Adding an Xserve RAID

Xserve Raid

So yeah, I wanted to get a ‘real’ SAN for a while, but they always cost too much.  So I just decided to look for something older, like a MSA-1000, which are surprisingly still expensive.  Failing that I thought about how I could get that MacPro 2010 for ~$300 so I said what the heck and picked up a super cheap 7TB fully loaded out Xserve RAID.

I got a PCI-133 LSI Logic “LSI7202XP” Fiber Channel card for my G5, as I figured that this stuff was of the same era, may as well configure it with a PowerPC.

Configure the LSI

After setting the LSI to 2GB and in point to point mode, the system needed a reboot, and it would report a link on the FC adapter. Great.

To actually configure the array, you need the Xserve RAID admin tool, along with a working copy of Java on your machine.  I downloaded version 1.5.1 which is thankfully still on Apple’s site. It runs fine from OS X 10.5, although the readme does make mention of 10.2, so perhaps it’d run there, although I didn’t feel like booting into 10.2 to find out.  By default the password for read only access is ‘public’ and for admin control it’s ‘private’. Yes just like SNMP community strings.

Finding the array

You need to connect the Xserve RAID to an Ethernet network.  I’ve only used the MSA’s and they let you configure them over the FC, but no so with Apple, it’s a Bonjour enabled service, so you don’t have to setup the Ethernet, just plug it in, and that’ll be good enough.

Creating the array is straight forward, however the SAN with it’s two controllers aren’t redundant, rather it’s really 2 SAN’s in one chassis with a left & right hand side.

A new disk appears!

So the solution is to use 2 connectors to the dual card, I have 2 DAC cables so I’m set.

But for now it’s just more so messing with the unit.  I’ll probably just set it in JBOD mode, and pass it up to something like Solaris 10 with ZFS exports.

One thought on “Adding an Xserve RAID

  1. I ended up getting an SGI Infinite Storage disk shelf expansion (among many other fibre channel disk shelves) and attaching it to an Intel Xserve.
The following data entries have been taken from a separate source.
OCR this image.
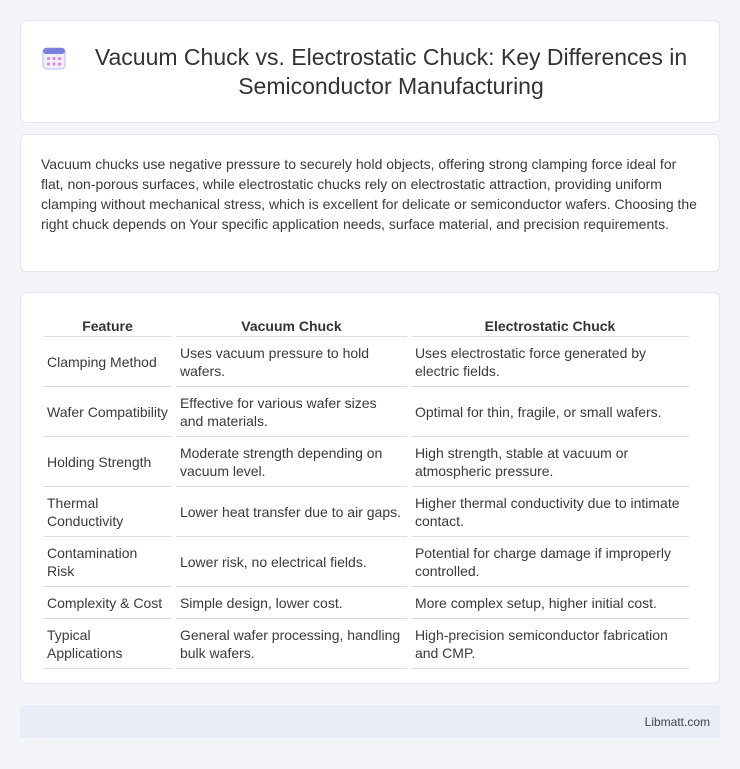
Vacuum Chuck vs. Electrostatic Chuck: Key Differences in Semiconductor Manufacturing

Vacuum chucks use negative pressure to securely hold objects, offering strong clamping force ideal for flat, non-porous surfaces, while electrostatic chucks rely on electrostatic attraction, providing uniform clamping without mechanical stress, which is excellent for delicate or semiconductor wafers. Choosing the right chuck depends on Your specific application needs, surface material, and precision requirements.

Feature	Vacuum Chuck	Electrostatic Chuck
Clamping Method	Uses vacuum pressure to hold wafers.	Uses electrostatic force generated by electric fields.
Wafer Compatibility	Effective for various wafer sizes and materials.	Optimal for thin, fragile, or small wafers.
Holding Strength	Moderate strength depending on vacuum level.	High strength, stable at vacuum or atmospheric pressure.
Thermal Conductivity	Lower heat transfer due to air gaps.	Higher thermal conductivity due to intimate contact.
Contamination Risk	Lower risk, no electrical fields.	Potential for charge damage if improperly controlled.
Complexity & Cost	Simple design, lower cost.	More complex setup, higher initial cost.
Typical Applications	General wafer processing, handling bulk wafers.	High-precision semiconductor fabrication and CMP.
Libmatt.com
Sadly macOS on it wasn’t able to reliably maintain all the disks in a happy state. After a week of struggling I got proxmox VE installed on the Xserve (Intel Xserve1,1’s have 32-bit efi and are a pain to get linux onto), ZFS RaidZ-6 spread across a mix of 400GB & 600GB drives, with XPenology ontop of proxmox seeing a single 4TB drive and sharing it out over the network.